Le ministère libanais de la Santé a déclaré que 22 personnes avaient été tuées, dont un soldat libanais, et quelque 124 autres blessées par les tirs des Tsahal, deux autres personnes ayant été tuées lundi.
Le Hezbollah aurait rejeté cette prolongation et exhorte les habitants du Sud-Liban à poursuivre les affrontements avec Tsahal.
Ghajar, un village déchiré par la guerre
Bien que situé à cheval sur la frontière actuelle entre Israël et le Liban, Ghajar appartenait autrefois à la Syrie, jusqu’à ce qu’Israël s’en empare en 1967, lors de la guerre des Six Jours, en même temps que le plateau du Golan.
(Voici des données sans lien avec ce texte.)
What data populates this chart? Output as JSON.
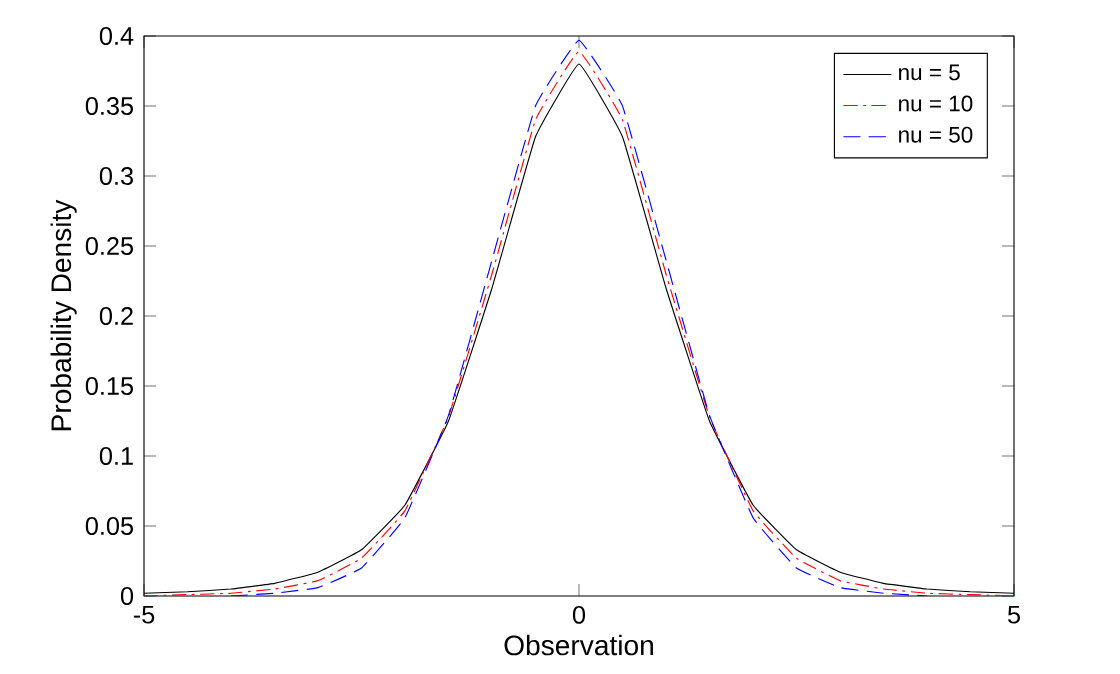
{
  "chart_data": {
    "type": "line",
    "xlabel": "Observation",
    "ylabel": "Probability Density",
    "x": [
      -5,
      -4.5,
      -4,
      -3.5,
      -3,
      -2.5,
      -2,
      -1.5,
      -1,
      -0.5,
      0,
      0.5,
      1,
      1.5,
      2,
      2.5,
      3,
      3.5,
      4,
      4.5,
      5
    ],
    "series": [
      {
        "name": "nu = 5",
        "color": "#000000",
        "line_style": "solid",
        "values": [
          0.002,
          0.003,
          0.005,
          0.009,
          0.017,
          0.033,
          0.065,
          0.125,
          0.22,
          0.328,
          0.38,
          0.328,
          0.22,
          0.125,
          0.065,
          0.033,
          0.017,
          0.009,
          0.005,
          0.003,
          0.002
        ]
      },
      {
        "name": "nu = 10",
        "color": "#ff0000",
        "line_style": "dashdot",
        "values": [
          0,
          0.001,
          0.002,
          0.005,
          0.011,
          0.027,
          0.061,
          0.128,
          0.23,
          0.34,
          0.389,
          0.34,
          0.23,
          0.128,
          0.061,
          0.027,
          0.011,
          0.005,
          0.002,
          0.001,
          0
        ]
      },
      {
        "name": "nu = 50",
        "color": "#0000ff",
        "line_style": "dashed",
        "values": [
          null,
          null,
          0,
          0.002,
          0.006,
          0.02,
          0.056,
          0.129,
          0.24,
          0.35,
          0.397,
          0.35,
          0.24,
          0.129,
          0.056,
          0.02,
          0.006,
          0.002,
          0,
          null,
          null
        ]
      }
    ],
    "xlim": [
      -5,
      5
    ],
    "xticks": [
      -5,
      0,
      5
    ],
    "ylim": [
      0,
      0.4
    ],
    "yticks": [
      0,
      0.05,
      0.1,
      0.15,
      0.2,
      0.25,
      0.3,
      0.35,
      0.4
    ],
    "legend": "top right",
    "grid": false
  }
}
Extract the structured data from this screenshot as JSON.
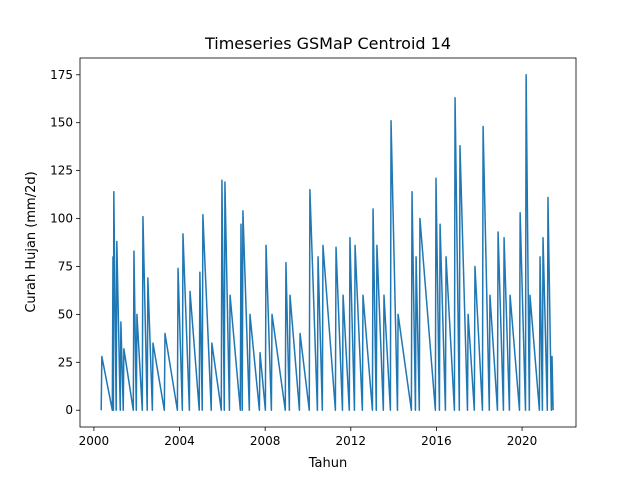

La Syrie a ensuite officiellement annexé le village en 1981.

Dans les années 1980 et 1990, à mesure que sa population augmentait, Ghajar s’est étendu vers le nord, empiétant sur le territoire libanais.
Lorsque Tsahal s’est retiré du sud du Liban en 2000, l’ONU a divisé le village en deux : une partie israélienne et une partie libanaise. Cette décision a été vivement contestée par les habitants, qui ont refusé la séparation et rejeté l’annexion de la partie nord de leur village au Liban.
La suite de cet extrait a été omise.